James Bond contre Dr. Woke

Depuis sa première aventure cinématographique, en 1962, James Bond a gagné contre environ 24 méchants.  Mais c’est le dernier opus, « Mourir peut attendre » de Cary Joji Fukunaga, le 25e, qui semble avoir eu raison de sa peau.

C’est en fait hors des plateaux que James Bond a perdu son dernier combat. Un héros blanc, vous rendez-vous compte ? Qui plus est occidental et même britannique ? Cela ne fait plus très bon effet, d’autant que l’Angleterre a eu de « méchantes » colonies. Oui, trop de défauts, sans oublier un autre essentiel : il est hétérosexuel. Cela fait un peu vestige.

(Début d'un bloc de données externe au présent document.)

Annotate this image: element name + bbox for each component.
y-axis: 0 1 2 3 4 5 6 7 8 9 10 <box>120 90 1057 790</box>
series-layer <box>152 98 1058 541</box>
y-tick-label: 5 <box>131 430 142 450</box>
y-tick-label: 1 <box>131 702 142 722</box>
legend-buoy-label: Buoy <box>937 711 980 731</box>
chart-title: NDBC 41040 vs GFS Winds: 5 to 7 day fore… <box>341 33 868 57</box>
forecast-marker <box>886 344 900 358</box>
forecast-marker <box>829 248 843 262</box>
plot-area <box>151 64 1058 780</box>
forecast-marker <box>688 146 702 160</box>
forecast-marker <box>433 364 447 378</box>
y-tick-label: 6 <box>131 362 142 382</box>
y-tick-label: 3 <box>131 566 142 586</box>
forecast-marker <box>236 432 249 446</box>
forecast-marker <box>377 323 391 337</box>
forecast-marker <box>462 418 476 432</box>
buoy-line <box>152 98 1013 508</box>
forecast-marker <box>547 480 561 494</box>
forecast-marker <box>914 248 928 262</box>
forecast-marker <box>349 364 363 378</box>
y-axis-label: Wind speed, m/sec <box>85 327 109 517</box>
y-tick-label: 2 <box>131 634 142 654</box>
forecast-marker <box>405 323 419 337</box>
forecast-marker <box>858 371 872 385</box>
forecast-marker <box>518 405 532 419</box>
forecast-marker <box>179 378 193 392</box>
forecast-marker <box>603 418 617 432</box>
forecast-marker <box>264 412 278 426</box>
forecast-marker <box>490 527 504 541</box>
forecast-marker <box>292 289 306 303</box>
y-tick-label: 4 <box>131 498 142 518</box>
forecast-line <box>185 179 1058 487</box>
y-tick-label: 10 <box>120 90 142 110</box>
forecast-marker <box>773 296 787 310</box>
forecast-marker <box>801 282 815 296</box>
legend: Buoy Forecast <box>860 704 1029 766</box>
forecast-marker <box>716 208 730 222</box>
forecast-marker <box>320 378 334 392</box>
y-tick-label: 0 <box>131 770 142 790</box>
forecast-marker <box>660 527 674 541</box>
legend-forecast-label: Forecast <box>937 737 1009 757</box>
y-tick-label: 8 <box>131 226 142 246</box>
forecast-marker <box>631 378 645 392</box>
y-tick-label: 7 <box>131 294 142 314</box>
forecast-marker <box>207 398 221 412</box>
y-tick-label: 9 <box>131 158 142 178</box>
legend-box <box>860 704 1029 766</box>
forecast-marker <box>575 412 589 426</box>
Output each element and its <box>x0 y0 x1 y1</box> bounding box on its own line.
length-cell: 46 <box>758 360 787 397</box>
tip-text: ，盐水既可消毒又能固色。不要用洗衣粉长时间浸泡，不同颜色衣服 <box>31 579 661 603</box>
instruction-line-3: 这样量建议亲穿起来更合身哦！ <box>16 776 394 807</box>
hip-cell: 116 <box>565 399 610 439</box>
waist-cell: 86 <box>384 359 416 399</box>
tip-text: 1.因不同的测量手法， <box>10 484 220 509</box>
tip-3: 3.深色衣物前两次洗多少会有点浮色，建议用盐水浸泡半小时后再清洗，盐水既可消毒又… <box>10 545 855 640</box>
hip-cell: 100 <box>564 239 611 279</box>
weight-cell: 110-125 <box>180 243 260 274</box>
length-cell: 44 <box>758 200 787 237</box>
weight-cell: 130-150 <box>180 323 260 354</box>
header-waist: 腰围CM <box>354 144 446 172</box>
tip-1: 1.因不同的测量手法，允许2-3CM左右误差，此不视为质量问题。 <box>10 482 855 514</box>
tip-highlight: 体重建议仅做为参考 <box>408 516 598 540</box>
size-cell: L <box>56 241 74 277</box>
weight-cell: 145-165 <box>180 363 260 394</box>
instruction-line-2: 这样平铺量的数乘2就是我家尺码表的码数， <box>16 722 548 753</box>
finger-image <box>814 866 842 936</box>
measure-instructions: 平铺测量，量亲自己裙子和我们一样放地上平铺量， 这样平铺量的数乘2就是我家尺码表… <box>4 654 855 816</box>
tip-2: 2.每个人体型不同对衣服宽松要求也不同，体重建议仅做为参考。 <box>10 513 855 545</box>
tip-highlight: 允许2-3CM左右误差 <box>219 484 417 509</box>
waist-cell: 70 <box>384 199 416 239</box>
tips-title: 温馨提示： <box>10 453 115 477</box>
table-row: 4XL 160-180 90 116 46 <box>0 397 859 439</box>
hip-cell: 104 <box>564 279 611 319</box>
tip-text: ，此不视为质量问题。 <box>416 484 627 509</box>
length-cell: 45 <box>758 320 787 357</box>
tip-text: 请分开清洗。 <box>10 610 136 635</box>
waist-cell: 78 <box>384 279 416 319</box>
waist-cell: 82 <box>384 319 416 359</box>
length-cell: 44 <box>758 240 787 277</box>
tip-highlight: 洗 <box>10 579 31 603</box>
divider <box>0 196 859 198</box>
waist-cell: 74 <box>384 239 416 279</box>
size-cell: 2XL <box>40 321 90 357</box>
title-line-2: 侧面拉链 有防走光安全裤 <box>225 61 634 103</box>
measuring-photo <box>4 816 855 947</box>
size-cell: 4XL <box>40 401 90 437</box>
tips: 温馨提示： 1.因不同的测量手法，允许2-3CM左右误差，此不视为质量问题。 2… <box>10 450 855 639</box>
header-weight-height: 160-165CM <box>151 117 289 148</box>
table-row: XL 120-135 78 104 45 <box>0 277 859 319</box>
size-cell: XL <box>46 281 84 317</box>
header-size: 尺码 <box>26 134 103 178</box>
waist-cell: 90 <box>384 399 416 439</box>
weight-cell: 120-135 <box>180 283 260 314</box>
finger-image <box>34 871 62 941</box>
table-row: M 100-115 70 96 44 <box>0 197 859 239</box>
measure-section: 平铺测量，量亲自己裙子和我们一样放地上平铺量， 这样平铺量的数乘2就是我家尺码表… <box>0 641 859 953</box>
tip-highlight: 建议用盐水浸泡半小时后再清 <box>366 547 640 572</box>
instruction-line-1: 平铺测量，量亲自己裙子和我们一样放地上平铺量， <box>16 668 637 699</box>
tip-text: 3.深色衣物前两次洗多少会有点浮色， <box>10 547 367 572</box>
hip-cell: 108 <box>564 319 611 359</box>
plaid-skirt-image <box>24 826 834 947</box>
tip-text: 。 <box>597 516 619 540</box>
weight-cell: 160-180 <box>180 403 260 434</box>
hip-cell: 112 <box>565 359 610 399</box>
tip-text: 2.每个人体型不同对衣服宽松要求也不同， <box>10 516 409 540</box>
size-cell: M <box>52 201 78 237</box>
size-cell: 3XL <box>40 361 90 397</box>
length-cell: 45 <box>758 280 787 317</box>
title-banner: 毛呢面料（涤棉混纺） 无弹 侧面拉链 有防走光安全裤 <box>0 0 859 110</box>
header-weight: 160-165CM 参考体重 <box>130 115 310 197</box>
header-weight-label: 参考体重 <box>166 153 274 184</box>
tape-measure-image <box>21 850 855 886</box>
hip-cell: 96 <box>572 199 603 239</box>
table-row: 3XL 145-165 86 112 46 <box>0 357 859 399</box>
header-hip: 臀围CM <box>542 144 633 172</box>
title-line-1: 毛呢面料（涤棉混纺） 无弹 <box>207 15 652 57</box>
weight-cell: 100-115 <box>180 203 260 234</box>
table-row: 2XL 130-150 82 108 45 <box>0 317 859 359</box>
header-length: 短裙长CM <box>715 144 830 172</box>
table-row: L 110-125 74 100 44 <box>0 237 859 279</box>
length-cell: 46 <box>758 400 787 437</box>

Alors, pourquoi n’actionnerait-on pas le shaker (un des objets fétiches de James Bond) pour transformer l’agent secret en son total opposé, soit une femme, de couleur, pas forcément hétérosexuelle, évidemment végane et contre le réchauffement climatique ?  Cauchemar iconoclaste ?  Non, effectif dans le prochain opus, les producteurs l’ont annoncé. Plutôt que d’ajouter un matricule dérivé de la franchise, un 008 par exemple, pour caser leur nouvelle héroïne, ils ont préféré tuer le mythe… 

« I have a dream » à la sauce blanche

Imaginons l’inverse au cinéma. Que demain l’on mette, au nom de je ne sais quelle idéologie, les personnages mythiques de couleur à la sauce blanche, à la béchamel. Une version de Martin Luther King en blanc, avec Johnny Depp par exemple, ce serait génial, non ?  I haaaave a dreaaaam mais en blanc. Ou une version de Mandela avec Depardieu dans le rôle-titre.

Et pourquoi ne réaliserait-on pas un biopic sur le chanteur James Brown en super blanc, Get up get on up !, joué par l’excellent James Franco ? Ou un Ray Charles, What a wonderful world, incarné par François Cluzet, ou une Tina Turner par Mireille Mathieu ? Tout cela serait évidemment impossible. La « culture woke » n’étant pas une culture du mélange, mais bien celle d’un nouveau tri sélectif. 

Pourtant, à la vitesse où ces « idées » se propagent, la James Bond féminine sera peut-être demain un peu trop définie, voire « has been » car genrée. Au nom d’une frange de la population qui s’estimera non représentée, donc lésée et bafouée, il faudra créer un James Bond ni femme ni homme, ni blanc ni noir, ni occidental ni même rien du tout.  N’appartenant à aucun sexe, aucun pays, sans aucunes racines. Que dire d’une civilisation qui commence à triturer ses propres mythes ? 

Ulysse en femme asiatique

Imaginons que, du jour au lendemain, les Grecs aient décidé de faire d’Ulysse une femme par exemple asiatique, vivant hors de leurs contrées (pour éviter d’être taxés de chauvinisme), et refusant de combattre le Cyclope au nom de la diversité : quel en aurait été l’impact sur la vitalité, la force et l’essor de leur civilisation ? Comment les soldats et les jeunes citoyens d’Athènes, qui se revigoraient par la puissance cathartique de leurs mythes, auraient-ils réagi ?

Inutile d’envahir Athènes, elle aurait été minée de l’intérieur, prête à s’affaisser comme un château de cartes par la substitution de ses mythes, le musellement de ses philosophes, l’écroulement de toute sa métaphysique, jusqu’à envahir le Sénat et la machine judiciaire.  Athènes n’aurait été qu’un feu de paille. Elle n’aurait peut-être pas produit les Jeux olympiques, autant de soldats aguerris, de mathématiciens et d’architectes de génie, de tragédiens, de philosophes hors système (Diogène, Épicure et autres), ni ce régime politique qu’est la démocratie où la minorité se plie à la majorité.

Pour en revenir à la prochaine « James Bondette », parions qu’elle affrontera un méchant mâle blanc, créateur d’une machine à accélérer le réchauffement climatique. On comprendra que, finalement, ce sont nous les méchants, nous qui utilisons la voiture, prenons l’avion, mettons le chauffage, allumons la clim’ ou la lumière. Nous qui sommes encore des hommes et des femmes, nous qui avons encore un pays, une langue, une histoire et des mythes.